Whether you know it or not, your shopping habits can inadvertently play a role in environmental crimes such as illegal logging. In a quest to stop metaphorically “importing” the problem of deforestation, the government of the UK has passed new laws that should help prevent consumers from buying food grown on rainforest land that has been illegally logged.
Under the new law, UK firms will be banned from selling commodities if their production breaches local laws protecting forests and other natural areas. The commodities that are most often grown on land that has been illegally cleared includes cocoa, soya, palm oil, beef, leather, rubber, timber, pulp, and paper.
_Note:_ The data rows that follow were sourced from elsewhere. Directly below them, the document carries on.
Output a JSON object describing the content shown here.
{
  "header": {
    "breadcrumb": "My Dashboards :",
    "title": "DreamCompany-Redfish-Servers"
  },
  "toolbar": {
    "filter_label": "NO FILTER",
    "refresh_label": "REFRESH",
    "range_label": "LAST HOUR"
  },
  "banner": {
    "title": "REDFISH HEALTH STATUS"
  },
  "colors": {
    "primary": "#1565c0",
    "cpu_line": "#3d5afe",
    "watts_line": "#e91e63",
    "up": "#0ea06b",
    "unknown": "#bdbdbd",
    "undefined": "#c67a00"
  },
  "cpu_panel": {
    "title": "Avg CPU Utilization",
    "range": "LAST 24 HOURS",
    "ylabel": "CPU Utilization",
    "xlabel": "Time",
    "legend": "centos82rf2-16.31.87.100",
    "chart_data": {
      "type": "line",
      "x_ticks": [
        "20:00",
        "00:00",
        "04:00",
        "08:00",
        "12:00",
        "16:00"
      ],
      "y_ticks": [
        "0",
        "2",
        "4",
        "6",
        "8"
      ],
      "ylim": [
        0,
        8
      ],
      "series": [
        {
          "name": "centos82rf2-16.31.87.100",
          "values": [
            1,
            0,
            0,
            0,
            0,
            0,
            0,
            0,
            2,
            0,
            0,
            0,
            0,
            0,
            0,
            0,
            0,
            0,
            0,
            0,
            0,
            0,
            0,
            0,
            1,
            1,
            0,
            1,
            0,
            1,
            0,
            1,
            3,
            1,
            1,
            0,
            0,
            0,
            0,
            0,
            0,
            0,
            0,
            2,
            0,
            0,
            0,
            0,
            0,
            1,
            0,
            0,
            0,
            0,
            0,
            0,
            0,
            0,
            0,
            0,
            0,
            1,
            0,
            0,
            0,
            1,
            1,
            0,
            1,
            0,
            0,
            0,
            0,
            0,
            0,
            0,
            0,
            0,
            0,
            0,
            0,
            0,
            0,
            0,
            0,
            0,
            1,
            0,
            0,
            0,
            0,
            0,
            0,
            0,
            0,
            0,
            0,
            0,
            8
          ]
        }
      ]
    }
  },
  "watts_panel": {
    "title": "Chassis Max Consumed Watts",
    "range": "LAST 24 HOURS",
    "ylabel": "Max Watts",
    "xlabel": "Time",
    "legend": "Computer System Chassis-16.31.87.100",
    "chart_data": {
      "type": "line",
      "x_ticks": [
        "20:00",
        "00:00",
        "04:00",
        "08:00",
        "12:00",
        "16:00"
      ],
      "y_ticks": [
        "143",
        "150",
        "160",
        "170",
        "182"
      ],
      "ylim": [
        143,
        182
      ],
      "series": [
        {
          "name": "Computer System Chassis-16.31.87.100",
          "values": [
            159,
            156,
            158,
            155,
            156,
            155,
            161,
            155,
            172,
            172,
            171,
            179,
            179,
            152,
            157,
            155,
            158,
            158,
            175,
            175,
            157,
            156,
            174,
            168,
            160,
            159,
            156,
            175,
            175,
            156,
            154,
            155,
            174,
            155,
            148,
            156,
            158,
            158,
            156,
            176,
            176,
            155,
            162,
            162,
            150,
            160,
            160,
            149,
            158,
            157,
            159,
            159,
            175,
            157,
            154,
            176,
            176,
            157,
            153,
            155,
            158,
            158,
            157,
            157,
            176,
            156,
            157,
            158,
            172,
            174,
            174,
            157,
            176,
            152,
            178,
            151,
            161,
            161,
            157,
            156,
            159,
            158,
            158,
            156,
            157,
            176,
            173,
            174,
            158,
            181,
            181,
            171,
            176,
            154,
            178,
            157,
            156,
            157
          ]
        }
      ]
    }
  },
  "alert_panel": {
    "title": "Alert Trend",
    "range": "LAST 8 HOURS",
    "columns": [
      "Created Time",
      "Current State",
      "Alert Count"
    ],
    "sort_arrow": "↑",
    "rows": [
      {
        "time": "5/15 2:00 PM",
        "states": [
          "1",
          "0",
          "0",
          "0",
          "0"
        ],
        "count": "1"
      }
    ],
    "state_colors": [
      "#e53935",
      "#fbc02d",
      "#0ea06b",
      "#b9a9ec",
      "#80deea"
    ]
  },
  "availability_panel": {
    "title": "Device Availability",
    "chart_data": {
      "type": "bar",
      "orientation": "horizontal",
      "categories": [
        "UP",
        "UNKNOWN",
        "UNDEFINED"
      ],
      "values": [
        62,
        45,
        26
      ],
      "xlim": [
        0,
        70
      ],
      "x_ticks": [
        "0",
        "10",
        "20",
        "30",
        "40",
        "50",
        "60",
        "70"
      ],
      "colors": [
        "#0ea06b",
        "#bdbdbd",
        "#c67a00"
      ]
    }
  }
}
While the move has been welcomed by environmentalists, questions have been raised about how possible will it be to trace all the products being imported into the UK. There are also questions regarding how much the fines will be for breaching the new laws, and how the law will be enforced. With that said, the introduction of these new laws is a major step forward to helping prevent consumers from playing a role in an environmental crime through the goods in their supermarket shopping cart.
“In every conceivable way we depend on the natural world around us,” said International Environment Minister, Lord Goldsmith. “Protecting rainforests must be a core priority.”
Rainforests are home to much of the world’s biodiversity and play a key role in absorbing climate-heating emissions. Now that the UK makes a move to address the link between Western consumption and the illegal logging of rainforests, we hope to see the US follow suit.